OXFORD, ENGLAND – This weekend I had the opportunity to referee Oxford University Old Boys vs The Netherlands in rugby league. The Netherlands are currently ranked last at 29 on the international rankings table. The game has been played every year for the past 9 years during Oxford’s tour to the Netherlands. However, to mark the 10th anniversary, they are playing two games; one home and one away. But let’s get the game out of the way so I can get on to the fun stuff.
The teams opted to play in quarters, as Oxford were filled with a few oldish players. This suited their “maturing” physical fitness. Never the less, they still managed to ask how much time was left – about 10 minutes into the period. The first half saw the Netherlands lead 20-18 – but would they hold the lead??? No. The game opened up significantly in the second half as the old “quarter horses” found the Fountain of Youth, scoring a bunch of tries in winning 60-38. All in all, though, it was an easy and fun match to have the privilege of officiating.

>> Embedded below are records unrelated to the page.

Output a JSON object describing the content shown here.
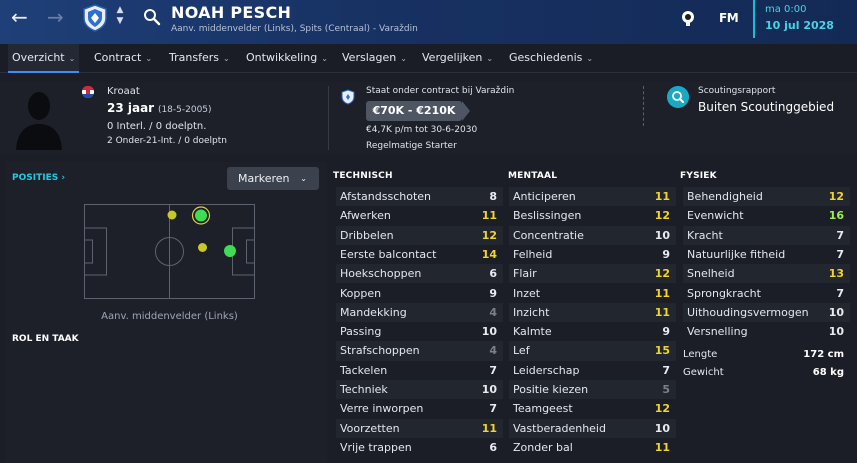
{
  "header": {
    "player_name": "NOAH PESCH",
    "positions": "Aanv. middenvelder (Links), Spits (Centraal) - Varaždin",
    "fm_logo": "FM",
    "date_day": "ma 0:00",
    "date_full": "10 jul 2028",
    "nav_back": "←",
    "nav_forward": "→",
    "updown_up": "▲",
    "updown_down": "▼"
  },
  "tabs": [
    {
      "label": "Overzicht",
      "active": true
    },
    {
      "label": "Contract"
    },
    {
      "label": "Transfers"
    },
    {
      "label": "Ontwikkeling"
    },
    {
      "label": "Verslagen"
    },
    {
      "label": "Vergelijken"
    },
    {
      "label": "Geschiedenis"
    }
  ],
  "tab_chevron": "⌄",
  "profile": {
    "nationality": "Kroaat",
    "age": "23 jaar",
    "dob": "(18-5-2005)",
    "international": "0 Interl. / 0 doelptn.",
    "u21": "2 Onder-21-Int. / 0 doelptn"
  },
  "contract": {
    "title": "Staat onder contract bij Varaždin",
    "value": "€70K - €210K",
    "wage": "€4,7K p/m tot 30-6-2030",
    "status": "Regelmatige Starter"
  },
  "scouting": {
    "title": "Scoutingsrapport",
    "value": "Buiten Scoutinggebied"
  },
  "positions_panel": {
    "title": "POSITIES ›",
    "markeren": "Markeren",
    "position_label": "Aanv. middenvelder (Links)",
    "rol_title": "ROL EN TAAK"
  },
  "colors": {
    "accent": "#24c7e0",
    "tab_active": "#3f8cf3",
    "header_blue": "#1e3f78",
    "attr_high": "#f2d52a",
    "attr_very_high": "#9fee4e"
  },
  "technisch": {
    "title": "TECHNISCH",
    "items": [
      {
        "name": "Afstandsschoten",
        "value": "8"
      },
      {
        "name": "Afwerken",
        "value": "11"
      },
      {
        "name": "Dribbelen",
        "value": "12"
      },
      {
        "name": "Eerste balcontact",
        "value": "14"
      },
      {
        "name": "Hoekschoppen",
        "value": "6"
      },
      {
        "name": "Koppen",
        "value": "9"
      },
      {
        "name": "Mandekking",
        "value": "4"
      },
      {
        "name": "Passing",
        "value": "10"
      },
      {
        "name": "Strafschoppen",
        "value": "4"
      },
      {
        "name": "Tackelen",
        "value": "7"
      },
      {
        "name": "Techniek",
        "value": "10"
      },
      {
        "name": "Verre inworpen",
        "value": "7"
      },
      {
        "name": "Voorzetten",
        "value": "11"
      },
      {
        "name": "Vrije trappen",
        "value": "6"
      }
    ]
  },
  "mentaal": {
    "title": "MENTAAL",
    "items": [
      {
        "name": "Anticiperen",
        "value": "11"
      },
      {
        "name": "Beslissingen",
        "value": "12"
      },
      {
        "name": "Concentratie",
        "value": "10"
      },
      {
        "name": "Felheid",
        "value": "9"
      },
      {
        "name": "Flair",
        "value": "12"
      },
      {
        "name": "Inzet",
        "value": "11"
      },
      {
        "name": "Inzicht",
        "value": "11"
      },
      {
        "name": "Kalmte",
        "value": "9"
      },
      {
        "name": "Lef",
        "value": "15"
      },
      {
        "name": "Leiderschap",
        "value": "7"
      },
      {
        "name": "Positie kiezen",
        "value": "5"
      },
      {
        "name": "Teamgeest",
        "value": "12"
      },
      {
        "name": "Vastberadenheid",
        "value": "10"
      },
      {
        "name": "Zonder bal",
        "value": "11"
      }
    ]
  },
  "fysiek": {
    "title": "FYSIEK",
    "items": [
      {
        "name": "Behendigheid",
        "value": "12"
      },
      {
        "name": "Evenwicht",
        "value": "16"
      },
      {
        "name": "Kracht",
        "value": "7"
      },
      {
        "name": "Natuurlijke fitheid",
        "value": "7"
      },
      {
        "name": "Snelheid",
        "value": "13"
      },
      {
        "name": "Sprongkracht",
        "value": "7"
      },
      {
        "name": "Uithoudingsvermogen",
        "value": "10"
      },
      {
        "name": "Versnelling",
        "value": "10"
      }
    ],
    "lengte_label": "Lengte",
    "lengte_value": "172 cm",
    "gewicht_label": "Gewicht",
    "gewicht_value": "68 kg"
  }
}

Now on to the fun part, which has actually nothing to do with the rugby on the pitch.
As a bit of history, Netherlands’ Rugby League started in the late 80’s. They played in the Student World Cup, losing all their games. After that the game disappeared from the country.

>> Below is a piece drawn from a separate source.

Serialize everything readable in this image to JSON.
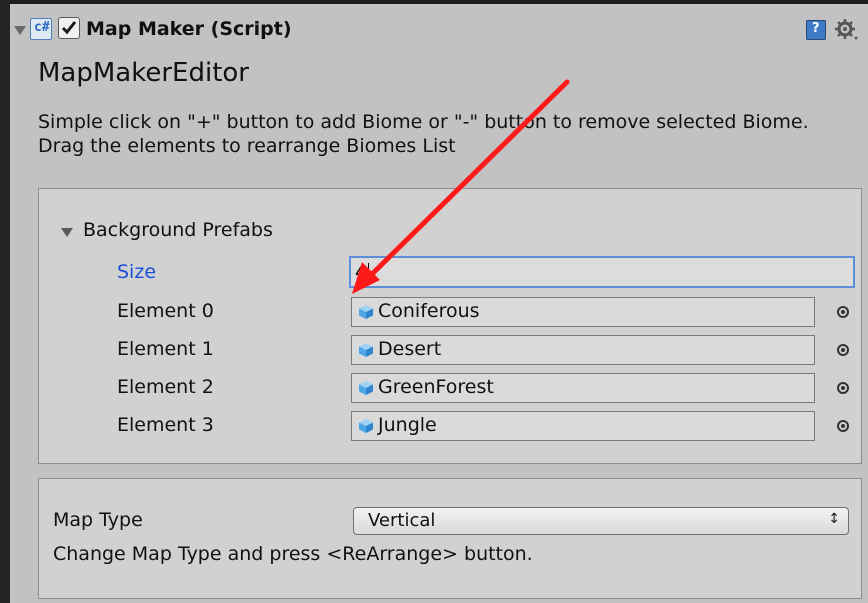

It wasn’t until 2003 that the national team appeared once again. Even then they didn’t compete again until World Cup qualifying in 2008. Since then, however, they have played very few games as a national team. They played the one-off vs Oxford each year and have also played a few one-off internationals against local rugby league countries like Germany.
The Netherlands are at best a Tier 3 rugby nation – but that doesn’t stop them. What’s interesting is that their goal for the next 10 years is to bring a Super League team to Rotterdam. This is a very ambitious goal, as currently there is only one team playing outside of the UK, the Catalan Dragons. This would be an excellent venture, as it would boost a growing sport within the Netherlands.
Could this be a viable strategy within the United States? Could putting a pro team in the United States bolster the USA love of rugby? With the national team now pulling about 20,000 fans to their games in Houston, I bet putting a pro team in America would strengthen the love of rugby.
The only thing obstacle are the logistics. What league could the team play in? The USA has no substantial league within easy traveling distance – the closest being some of the RaboDirect PRO12. And most of those teams are in cities without major international airports.
What are your thoughts on a USA pro Rugby League team?